My eyes well up with tears. It takes every bit of energy I have not to start bawling in the middle of Kitchenette.

“Thank you,” I manage to say. “And thanks for getting me out of the apartment. Sorry to be such a drag.”

“No apologies allowed. Austin is the one who should be apologizing.”

“He did. I didn't want to hear it.”

“I'm so sorry things turned out this way.”

“He was cheating with me the whole time,” I say miserably. “I was the other woman. But I swear it felt like we were meant to be together.” How can I explain the epic love I thought we had? How can I make her understand how it felt to be with him? To touch him? To kiss him? “What if I never find that kind of love again?”

“You will,” Brooke insists. “You're the most positive person I know. You'll get back to your optimistic place. And it will be even better next time because the person you're meant to be with won't be married.”

I really want to believe Brooke. I want to believe that time will heal. That one day I'll be over this. But there are some things you just never get over. Brooke doesn't know about my sister. Maybe she wouldn't think I'm so positive if she knew about the loss and fear under my optimism.
I feel like a fraud. Brooke thinks she knows me. But she only knows the shiny happy parts of me. The bright parts I show the world while I hide the darkness.

“I just feel so unhinged,” I say. “It's hard to explain. It's like . . . I can't trust anyone the way I thought I could. Like I can't even trust reality as I know it. Because what do I really know? Nothing is guaranteed. Bad things happen to good people. Anything can fall apart when you least expect it.”

“But there's the Knowing. Sometimes deep down you do know.”

The Knowing is what Brooke calls this feeling of absolute certainty she sometimes has. The Knowing is rare, but when it happens, Brooke never questions it. It's a gut instinct guiding her with unshakable clarity. Even when the Knowing sounds crazy, about something that seems totally illogical or impossible, it is always right.

I had the Knowing about Austin. I knew he was my soul mate. And the scary truth? Even after everything that happened . . . I still do. If we had met another time when we were both available, we would be together.
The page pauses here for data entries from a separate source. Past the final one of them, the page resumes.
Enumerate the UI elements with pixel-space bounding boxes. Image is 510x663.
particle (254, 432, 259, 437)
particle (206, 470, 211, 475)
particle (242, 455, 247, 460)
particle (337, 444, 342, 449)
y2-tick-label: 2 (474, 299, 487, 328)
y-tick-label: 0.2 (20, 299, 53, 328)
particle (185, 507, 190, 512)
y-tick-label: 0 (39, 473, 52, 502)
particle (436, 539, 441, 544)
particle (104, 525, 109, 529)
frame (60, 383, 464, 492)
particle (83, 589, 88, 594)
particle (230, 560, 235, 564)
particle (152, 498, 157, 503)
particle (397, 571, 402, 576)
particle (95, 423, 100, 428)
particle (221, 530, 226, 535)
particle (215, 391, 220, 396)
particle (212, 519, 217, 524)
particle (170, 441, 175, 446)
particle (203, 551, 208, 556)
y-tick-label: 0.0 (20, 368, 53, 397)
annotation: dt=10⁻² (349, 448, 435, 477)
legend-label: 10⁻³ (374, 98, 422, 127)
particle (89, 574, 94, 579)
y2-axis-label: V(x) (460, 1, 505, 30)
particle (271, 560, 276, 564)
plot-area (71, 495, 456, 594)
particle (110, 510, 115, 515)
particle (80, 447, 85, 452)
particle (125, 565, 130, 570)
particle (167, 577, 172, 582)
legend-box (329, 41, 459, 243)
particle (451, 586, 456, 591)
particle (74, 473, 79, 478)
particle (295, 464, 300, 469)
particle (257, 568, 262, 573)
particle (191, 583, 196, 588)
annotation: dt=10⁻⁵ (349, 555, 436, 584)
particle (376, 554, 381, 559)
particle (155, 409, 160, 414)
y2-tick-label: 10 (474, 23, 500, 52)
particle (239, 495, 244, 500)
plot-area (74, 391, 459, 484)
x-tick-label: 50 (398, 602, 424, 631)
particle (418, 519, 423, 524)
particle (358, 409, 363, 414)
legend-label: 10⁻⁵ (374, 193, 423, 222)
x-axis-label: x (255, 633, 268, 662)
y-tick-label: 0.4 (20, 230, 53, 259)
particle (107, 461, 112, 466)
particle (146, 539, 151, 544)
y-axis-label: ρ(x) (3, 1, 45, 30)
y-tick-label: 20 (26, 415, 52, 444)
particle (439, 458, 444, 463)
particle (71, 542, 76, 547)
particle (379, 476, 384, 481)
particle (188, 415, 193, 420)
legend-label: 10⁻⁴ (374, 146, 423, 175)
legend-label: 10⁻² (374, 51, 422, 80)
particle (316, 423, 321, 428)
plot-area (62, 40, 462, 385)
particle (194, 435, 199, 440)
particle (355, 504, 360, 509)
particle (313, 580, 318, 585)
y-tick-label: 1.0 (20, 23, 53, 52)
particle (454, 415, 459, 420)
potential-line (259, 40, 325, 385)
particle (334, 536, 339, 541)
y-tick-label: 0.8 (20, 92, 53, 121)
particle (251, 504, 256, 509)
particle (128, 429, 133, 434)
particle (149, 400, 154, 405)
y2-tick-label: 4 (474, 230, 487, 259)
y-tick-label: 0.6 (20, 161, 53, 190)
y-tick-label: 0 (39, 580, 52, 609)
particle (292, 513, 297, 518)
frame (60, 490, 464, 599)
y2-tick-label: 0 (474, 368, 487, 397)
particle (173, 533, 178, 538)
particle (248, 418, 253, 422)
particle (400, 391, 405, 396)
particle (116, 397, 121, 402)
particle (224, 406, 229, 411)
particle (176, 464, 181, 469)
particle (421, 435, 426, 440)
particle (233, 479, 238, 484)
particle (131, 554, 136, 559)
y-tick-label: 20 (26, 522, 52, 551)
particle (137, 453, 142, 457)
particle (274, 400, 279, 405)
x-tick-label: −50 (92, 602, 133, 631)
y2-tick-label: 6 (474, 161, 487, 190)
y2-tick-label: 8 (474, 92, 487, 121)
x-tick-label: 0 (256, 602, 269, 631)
The timing wasn't right for us. And the lying wasn't right for me.

But it doesn't matter. There's no way I can forgive him.

My eternal optimist side still knows that following my heart is the right thing to do. That's how I will eventually end up where I belong with the person I'm meant to be with. Brooke wouldn't even be here if she hadn't followed
her heart. She moved here senior year even though that meant she'd have to live with her dad. She had a Knowing it was the right thing for her. Coming to New York has shown her so many possibilities. Possibilities she never even imagined before she moved here.

Brooke's story gives me hope. Just being with her is helping me start to heal. It will be a long time until I feel like myself again. But right now, my best friend is helping me find my way home.